TAGGIT One of the earliest (developed by Green and Rubin in 1971) part-of-speech tagging programs, which achieved a success rate of 77 per cent correctly tagged words. Their program made use of rule-based templates for disambiguation. See Greene and Rubin 1971; McEnery and Wilson 1996: Ch. 2.
terminological data bank (TDB) Terminological tools that are more or less sophisticated organizational structures established for the handling and maintenance of terminological data with the help of TMS (the abbreviation for terminological management systems). TDBs can comprise several or many terminology databases. See Galinski 1995: Ch. 2; Daille 1995.
terminological management system (TMS) Terminological tools used to record, store, process, and output terminological data in a professional manner. TMS modules are integrated into all kinds of application software for co-operative writing, documentation, or co-operative terminology work. See Galinski 1995; Daille 1995.
terminology databases Terminological tools that consist of terminological data and a TMS (an abbreviation for terminological management system) to handle this data. Several terminology databases can be included into one terminological data bank (TDB). See Galinski 1995; Daille 1995; Pearson and Kenny 1991.
The aim of Language Engineering (or sometimes can be referred to as language technology) is to facilitate the use of telematics applications and to increase the possibilities for communication in and between world languages by integrating new spoken and written language processing methods. Language Engineering covers the following action lines:
(i) creation and improvement of pilot applications (document creation and management, information and communication services, translation and foreign language acquisition);
(ii) corpora;
(iii) language engineering research;
(iv) support issues specific to language engineering (i.e. standards, assessment and evaluation, awareness activities, user surveys). See Andersen 1995; Cohen et al. 1990.

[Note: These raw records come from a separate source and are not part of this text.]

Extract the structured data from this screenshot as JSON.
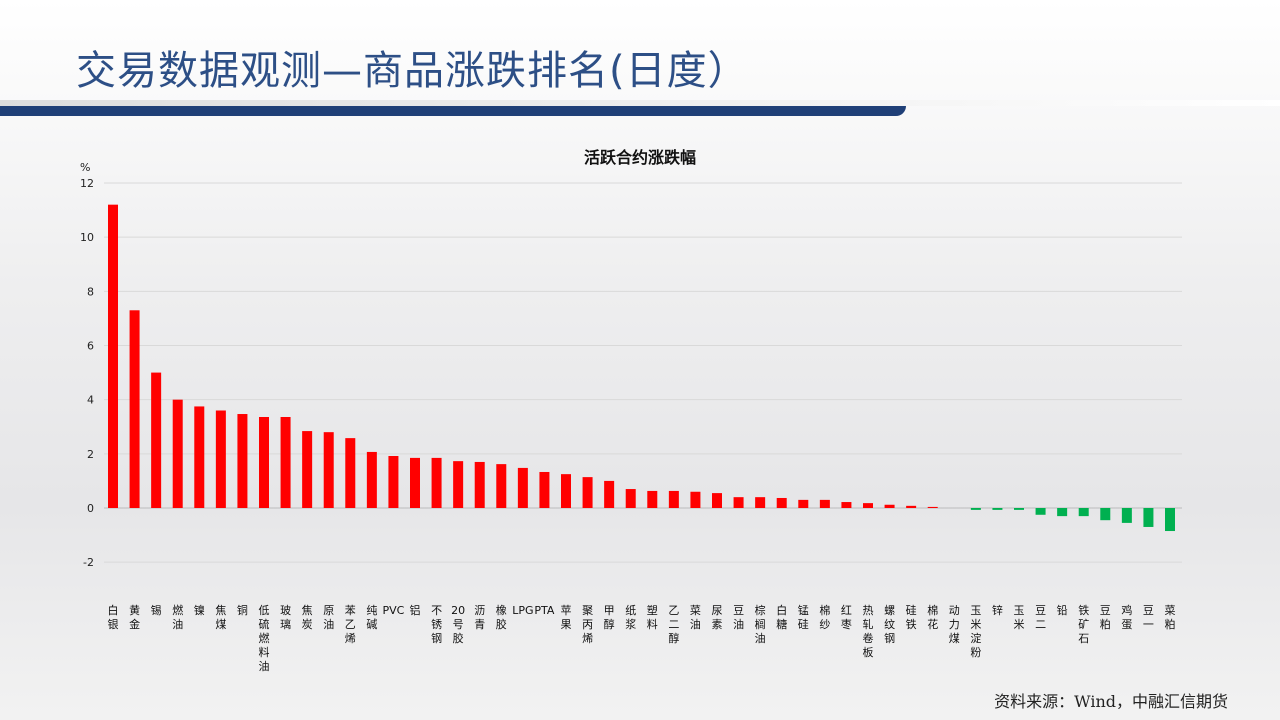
{
  "header": {
    "title": "交易数据观测—商品涨跌排名(日度）"
  },
  "footer": {
    "source": "资料来源：Wind，中融汇信期货"
  },
  "chart_data": {
    "type": "bar",
    "title": "活跃合约涨跌幅",
    "ylabel": "%",
    "xlabel": "",
    "ylim": [
      -2,
      12
    ],
    "yticks": [
      -2,
      0,
      2,
      4,
      6,
      8,
      10,
      12
    ],
    "grid": true,
    "colors": {
      "positive": "#ff0000",
      "negative": "#00b050"
    },
    "categories": [
      "白银",
      "黄金",
      "锡",
      "燃油",
      "镍",
      "焦煤",
      "铜",
      "低硫燃料油",
      "玻璃",
      "焦炭",
      "原油",
      "苯乙烯",
      "纯碱",
      "PVC",
      "铝",
      "不锈钢",
      "20号胶",
      "沥青",
      "橡胶",
      "LPG",
      "PTA",
      "苹果",
      "聚丙烯",
      "甲醇",
      "纸浆",
      "塑料",
      "乙二醇",
      "菜油",
      "尿素",
      "豆油",
      "棕榈油",
      "白糖",
      "锰硅",
      "棉纱",
      "红枣",
      "热轧卷板",
      "螺纹钢",
      "硅铁",
      "棉花",
      "动力煤",
      "玉米淀粉",
      "锌",
      "玉米",
      "豆二",
      "铅",
      "铁矿石",
      "豆粕",
      "鸡蛋",
      "豆一",
      "菜粕"
    ],
    "values": [
      11.2,
      7.3,
      5.0,
      4.0,
      3.75,
      3.6,
      3.47,
      3.36,
      3.36,
      2.84,
      2.8,
      2.58,
      2.07,
      1.92,
      1.85,
      1.85,
      1.73,
      1.7,
      1.62,
      1.48,
      1.33,
      1.25,
      1.14,
      1.0,
      0.7,
      0.63,
      0.63,
      0.6,
      0.55,
      0.4,
      0.4,
      0.37,
      0.3,
      0.3,
      0.22,
      0.18,
      0.12,
      0.08,
      0.04,
      0.0,
      -0.07,
      -0.07,
      -0.07,
      -0.25,
      -0.3,
      -0.3,
      -0.45,
      -0.55,
      -0.7,
      -0.85
    ]
  }
}
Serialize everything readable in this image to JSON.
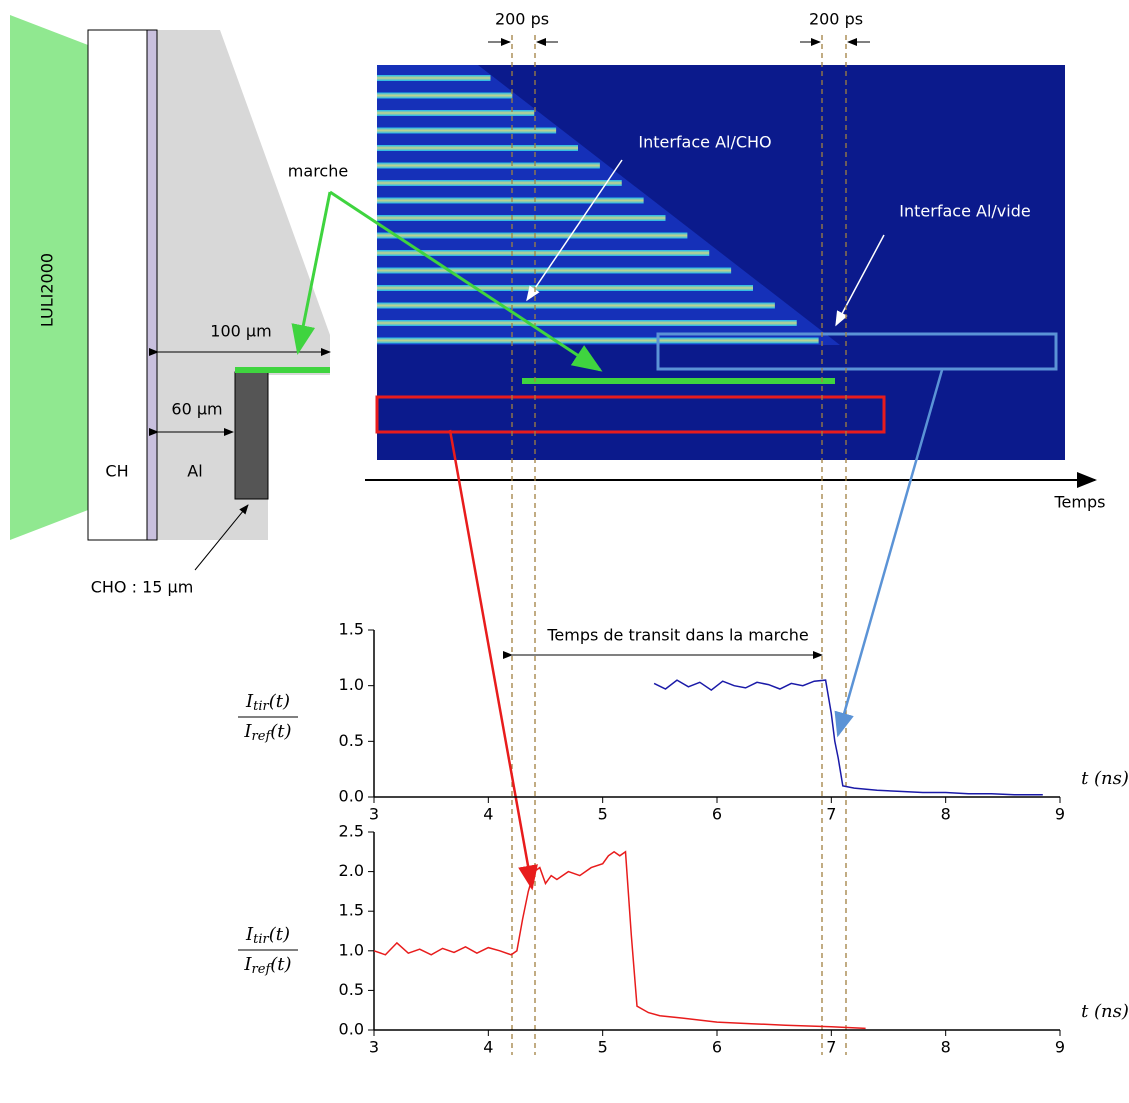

A branch of computational linguistics that includes all the processes related to automatic translation. Literally, the machine translation refers to imitation of a human translator by a computer or machine, however, no fully automatic machine translation systems exist at present, but there are a number of applications that increase the productivity, effectiveness and quality of a human translator (computer-aided translation). See Krauwer 1995; Hutchins and Sommers 1992; Copeland et al. 1991; Hutchins 1986; Nagao 1989.